Véhicules électriques : les ateliers sous tension
En 2021, dix ans après l’arrivée des premiers modèles, on estime que la flotte de véhicules électriques est d’environ 335 000 unités, soit un peu moins de 1 % du parc automobile français. Mais depuis 2020, leurs ventes n’ont cessé de croître de façon exponentielle. L’année dernière, une voiture sur dix immatriculées était un modèle 100 % électrique, soit 162 106 immatriculations (+ 46,2 %), ce à quoi il faut ajouter les hybrides rechargeables qui se sont écoulés à 141 012 exemplaires (+ 89 %). Comment dès lors les constructeurs via leur réseau s’organisent pour l’après‑vente de ces véhicules ? Nous avons rendu visite aux groupes Renault, Stellantis, Volkswagen, ainsi qu’à Nissan pour connaître leur stratégie.
À l’instar des modèles thermiques, tous reconnaissent deux interventions : l’entretien et la réparation. La plupart des concessionnaires sont habilités à entretenir les voitures, tandis que la réparation se fait dans des centres dédiés. "Fin 2021, la plupart du réseau primaire était expert E‑Tech, indique Renault. Ceux qui ne le sont pas encore sont souvent des sites secondaires ou proches de l’établissement principal. Concernant le réseau d’agents, nous avons près de 600 experts E‑Tech et cela va augmenter en 2022."
Entretien et réparation
"La voiture électrique est composée de trois éléments, résume Jérôme Jacque, directeur de Nissan Avenir, appartenant au groupe Altaïr, rencontré à la concession de Maurepas (78). Un moteur électrique dont la fiabilité est excellente, une batterie et pour faire simple et imagé, une boîte de fusibles. C’est la batterie qui est l’élément le plus complexe. Elle comprend des modules, dans lesquels se trouvent les cellules et le câblage, et la carcasse dans laquelle sont intégrés les modules." Sur une voiture électrique, tous les acteurs s’accordent à dire que l’entretien reste assez limité.
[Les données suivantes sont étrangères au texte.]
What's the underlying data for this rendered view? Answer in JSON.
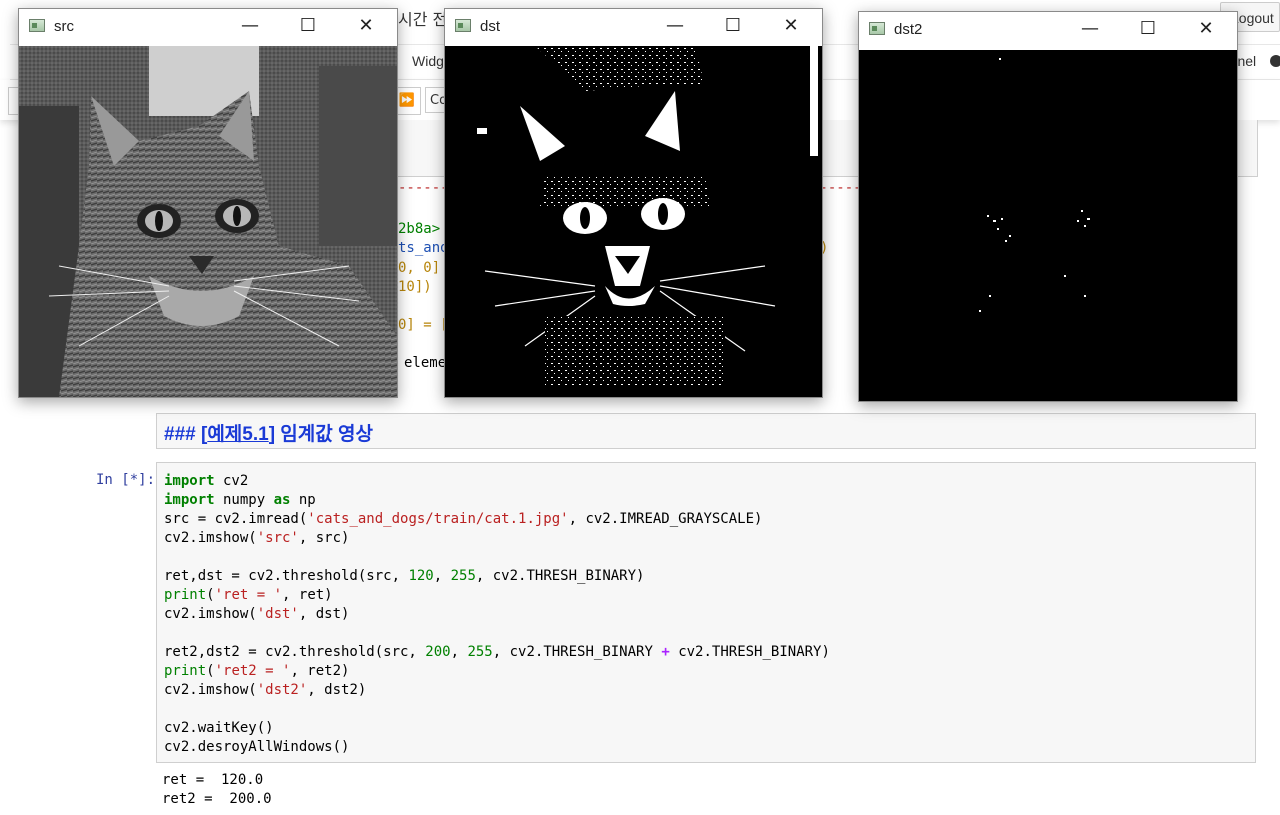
{
  "jupyter": {
    "title_fragment": "시간 전",
    "logout": "Logout",
    "menu_widgets": "Widg",
    "kernel": "ernel",
    "cell_type_fragment": "Co",
    "peek": {
      "line1": "2b8a>",
      "line2": "ts_and",
      "line2_end": ")",
      "line3": "0, 0]",
      "line4": "10])",
      "line5": "0] = [",
      "line6": "eleme"
    }
  },
  "windows": [
    {
      "id": "src",
      "title": "src"
    },
    {
      "id": "dst",
      "title": "dst"
    },
    {
      "id": "dst2",
      "title": "dst2"
    }
  ],
  "window_controls": {
    "minimize": "—",
    "maximize": "☐",
    "close": "✕"
  },
  "markdown": {
    "prefix": "### [",
    "link": "예제5.1",
    "suffix": "] 임계값 영상"
  },
  "code_cell": {
    "prompt": "In [*]:",
    "lines": [
      [
        [
          "kw",
          "import"
        ],
        [
          "t",
          " cv2"
        ]
      ],
      [
        [
          "kw",
          "import"
        ],
        [
          "t",
          " numpy "
        ],
        [
          "kw",
          "as"
        ],
        [
          "t",
          " np"
        ]
      ],
      [
        [
          "t",
          "src = cv2.imread("
        ],
        [
          "str",
          "'cats_and_dogs/train/cat.1.jpg'"
        ],
        [
          "t",
          ", cv2.IMREAD_GRAYSCALE)"
        ]
      ],
      [
        [
          "t",
          "cv2.imshow("
        ],
        [
          "str",
          "'src'"
        ],
        [
          "t",
          ", src)"
        ]
      ],
      [],
      [
        [
          "t",
          "ret,dst = cv2.threshold(src, "
        ],
        [
          "num",
          "120"
        ],
        [
          "t",
          ", "
        ],
        [
          "num",
          "255"
        ],
        [
          "t",
          ", cv2.THRESH_BINARY)"
        ]
      ],
      [
        [
          "bi",
          "print"
        ],
        [
          "t",
          "("
        ],
        [
          "str",
          "'ret = '"
        ],
        [
          "t",
          ", ret)"
        ]
      ],
      [
        [
          "t",
          "cv2.imshow("
        ],
        [
          "str",
          "'dst'"
        ],
        [
          "t",
          ", dst)"
        ]
      ],
      [],
      [
        [
          "t",
          "ret2,dst2 = cv2.threshold(src, "
        ],
        [
          "num",
          "200"
        ],
        [
          "t",
          ", "
        ],
        [
          "num",
          "255"
        ],
        [
          "t",
          ", cv2.THRESH_BINARY "
        ],
        [
          "op",
          "+"
        ],
        [
          "t",
          " cv2.THRESH_BINARY)"
        ]
      ],
      [
        [
          "bi",
          "print"
        ],
        [
          "t",
          "("
        ],
        [
          "str",
          "'ret2 = '"
        ],
        [
          "t",
          ", ret2)"
        ]
      ],
      [
        [
          "t",
          "cv2.imshow("
        ],
        [
          "str",
          "'dst2'"
        ],
        [
          "t",
          ", dst2)"
        ]
      ],
      [],
      [
        [
          "t",
          "cv2.waitKey()"
        ]
      ],
      [
        [
          "t",
          "cv2.desroyAllWindows()"
        ]
      ]
    ]
  },
  "output": {
    "line1": "ret =  120.0",
    "line2": "ret2 =  200.0"
  }
}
"Il existe trois types d’interventions, explique Nicolas Marchais, directeur de la concession Intersport, distributeur Volkswagen et Skoda à Saint‑Cyr‑sur‑Loire (37) et directeur financier du groupe LWarsemann. Le premier porte sur l’entretien classique, sans intervention sur la batterie. Le second nécessite de couper le courant. Dans ce cas, on consigne le véhicule. Le dernier repose sur le travail sous haute tension." "En ce qui nous concerne, nous intervenons sur les freins, les liquides, les pneumatiques et la batterie 12 V", présente l’opérateur habilité à travailler sur les voitures électriques dans l’atelier de la succursale de Renault de Saint‑Quentin‑en‑Yvelines (78). Ce dernier, coordinateur technique (cotech), travaillait avant de se spécialiser dans ce domaine sur les boîtes de vitesses automatiques ou sur la climatisation.
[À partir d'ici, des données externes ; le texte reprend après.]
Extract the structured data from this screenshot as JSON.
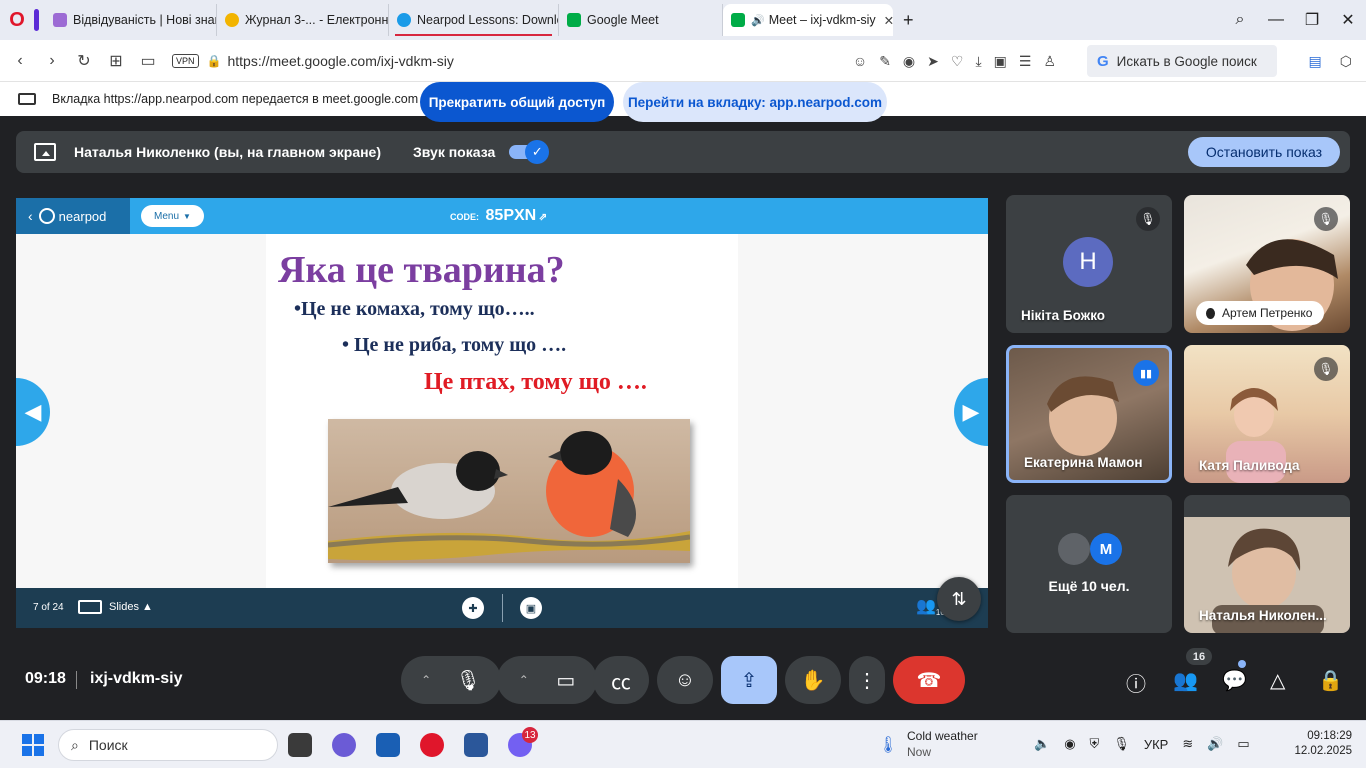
{
  "browser": {
    "tabs": [
      {
        "title": "Відвідуваність | Нові знан",
        "fav_color": "#9c6bd4"
      },
      {
        "title": "Журнал 3-... - Електронн",
        "fav_color": "#f2b400"
      },
      {
        "title": "Nearpod Lessons: Downlo",
        "fav_color": "#1a9be8"
      },
      {
        "title": "Google Meet",
        "fav_color": "#00ac47"
      },
      {
        "title": "Meet – ixj-vdkm-siy",
        "fav_color": "#00ac47"
      }
    ],
    "new_tab": "+",
    "vpn_label": "VPN",
    "url": "https://meet.google.com/ixj-vdkm-siy",
    "search_placeholder": "Искать в Google поиск"
  },
  "share_bar": {
    "text": "Вкладка https://app.nearpod.com передается в meet.google.com",
    "stop_label": "Прекратить общий доступ",
    "goto_label": "Перейти на вкладку: app.nearpod.com"
  },
  "presenting": {
    "presenter": "Наталья Николенко (вы, на главном экране)",
    "sound_label": "Звук показа",
    "sound_on": true,
    "stop_label": "Остановить показ"
  },
  "nearpod": {
    "logo": "nearpod",
    "menu": "Menu",
    "code_label": "CODE:",
    "code": "85PXN",
    "slide": {
      "title": "Яка це тварина?",
      "line1": "•Це не комаха, тому що…..",
      "line2": "• Це не риба, тому що ….",
      "line3": "Це птах, тому що …."
    },
    "page": "7 of 24",
    "slides_label": "Slides",
    "participants": "10"
  },
  "participants": [
    {
      "name": "Нікіта Божко",
      "initial": "Н",
      "avatar_color": "#5c6bc0",
      "muted": true
    },
    {
      "name": "Артем Петренко",
      "muted": true
    },
    {
      "name": "Екатерина Мамон",
      "speaking": true
    },
    {
      "name": "Катя Паливода",
      "muted": true
    },
    {
      "name": "Ещё 10 чел.",
      "initial": "M"
    },
    {
      "name": "Наталья Николен..."
    }
  ],
  "controls": {
    "time": "09:18",
    "meeting_code": "ixj-vdkm-siy",
    "people_count": "16"
  },
  "taskbar": {
    "search": "Поиск",
    "badge": "13",
    "weather_title": "Cold weather",
    "weather_sub": "Now",
    "lang": "УКР",
    "time": "09:18:29",
    "date": "12.02.2025"
  },
  "colors": {
    "meet_bg": "#202124",
    "accent": "#1a73e8",
    "nearpod_blue": "#2ea7ea",
    "end_call": "#dc362e"
  }
}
Pour les réparations, le processus est totalement différent. "Nous n’avons pas le droit d’ouvrir les batteries, explique l’opérateur Renault. Notre rôle consiste uniquement à les changer." Peu de sites sont habilités pour réaliser des réparations. Renault dispose de trois centres en France, un à Flins (78), un à la succursale de Bordeaux (33) et un à Villefranche‑sur‑Saône (69) chez le groupe Thivolle.
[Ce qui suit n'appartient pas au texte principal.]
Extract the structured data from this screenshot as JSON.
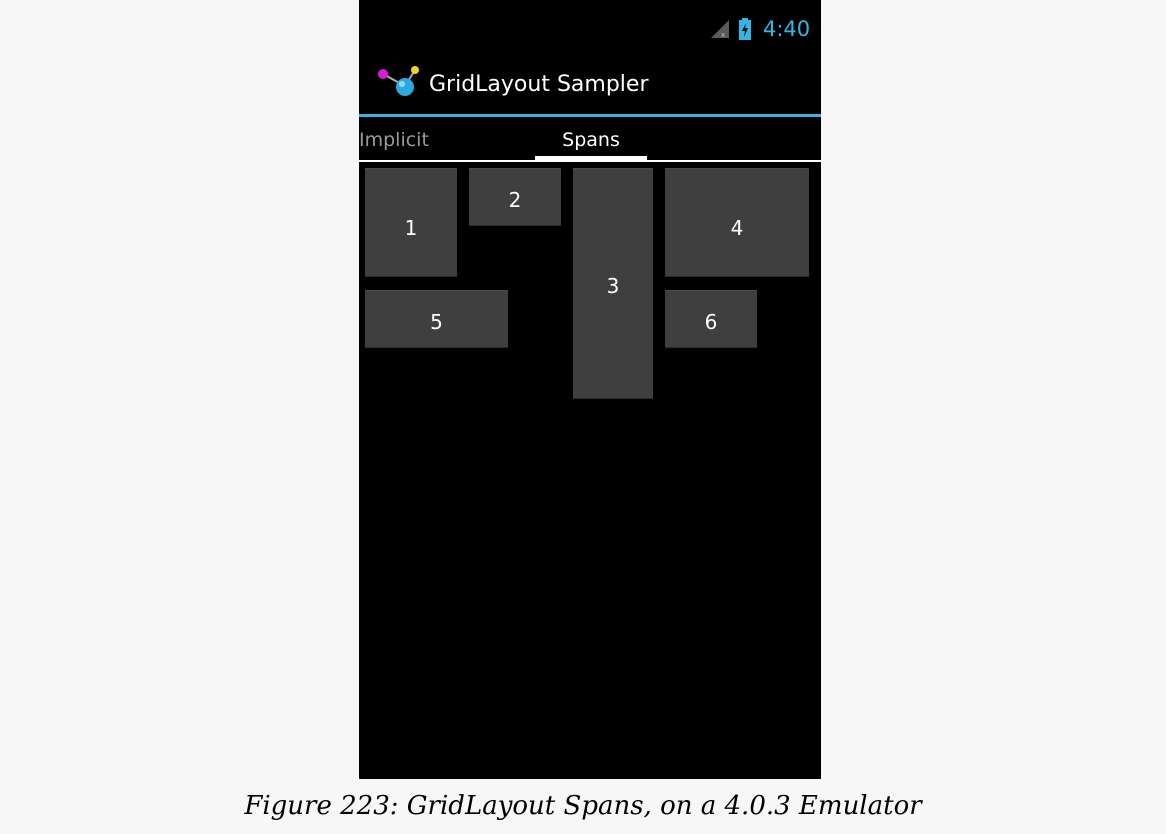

Nissan s’est doté de trois sites (Maurepas (78), Nîmes (30) et Rennes (35)), tandis que le groupe Volkswagen s’appuie aujourd’hui sur huit centres répartis sur tout le territoire. À moyen terme, l’allemand prévoit d’ouvrir d’ici l’année prochaine 60 sites pour la réparation avec comme objectif d’arriver à une centaine dans quelque temps.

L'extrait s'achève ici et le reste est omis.